Room 201
Purpose: Many methods for real time analysis of clinical image quality rely on identification of uniform regions of interest (UROIs) in patient images. Deep learning approaches are well-suited for automating this task, but conventional supervised learning requires time-consuming manual annotation of UROIs. This work demonstrates a weakly-supervised approach for selecting UROIs without the need for manual annotations for training.

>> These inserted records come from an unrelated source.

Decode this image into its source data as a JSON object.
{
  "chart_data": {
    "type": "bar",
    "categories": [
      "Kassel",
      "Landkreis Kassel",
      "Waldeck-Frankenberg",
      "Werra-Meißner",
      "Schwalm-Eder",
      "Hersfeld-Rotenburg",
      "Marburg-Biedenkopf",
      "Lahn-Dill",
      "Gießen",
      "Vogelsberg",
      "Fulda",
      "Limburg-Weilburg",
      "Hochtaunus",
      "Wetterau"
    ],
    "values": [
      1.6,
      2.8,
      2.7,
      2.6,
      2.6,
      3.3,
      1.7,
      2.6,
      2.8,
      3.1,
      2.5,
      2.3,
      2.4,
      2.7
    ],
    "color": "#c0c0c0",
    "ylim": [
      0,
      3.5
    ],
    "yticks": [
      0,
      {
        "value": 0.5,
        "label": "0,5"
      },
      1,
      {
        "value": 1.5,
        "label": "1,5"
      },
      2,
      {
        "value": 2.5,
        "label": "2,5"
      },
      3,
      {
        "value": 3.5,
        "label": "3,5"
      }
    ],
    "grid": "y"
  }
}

Methods: We hypothesized that the surrogate task of distinguishing between patches of pure CT noise and random patches of patient images is sufficient for training a CNN to identify UROIs. A CNN was optimized to perform binary classification using 24 abdominal CT exams with corresponding low-dose noise simulations. The patients were randomly divided into training (n=12) and testing (n=12) sets. The training data was split into two surrogate classes: 1) 100,000 random patches from soft-tissue regions in the routine-dose exams; 2) 100,000 random noise patches from the difference between low-dose and routine-dose images. The mean and standard deviation of the patches were normalized to prevent these features from being used for classification. For validation and testing, 586 patches were randomly cropped from the patient images in the test set and then manually annotated as being either positive (n=135) or negative (n=451) examples of UROIs. The CNN performance was evaluated by calculating the area under the receiver operating characteristic (ROC) curve and inspecting heatmaps of prediction scores on the reserved test images.
Results: The area under the ROC (AUC) for the detection of uniform patches was 0.94.
Conclusion: The proposed weakly-supervised method is sufficient for optimizing a CNN to identify UROIs in patient images. Since noise patches can be readily obtained through phantom scans or simulation, this could enable faster and more robust patient-specific image quality assessments based on UROIs.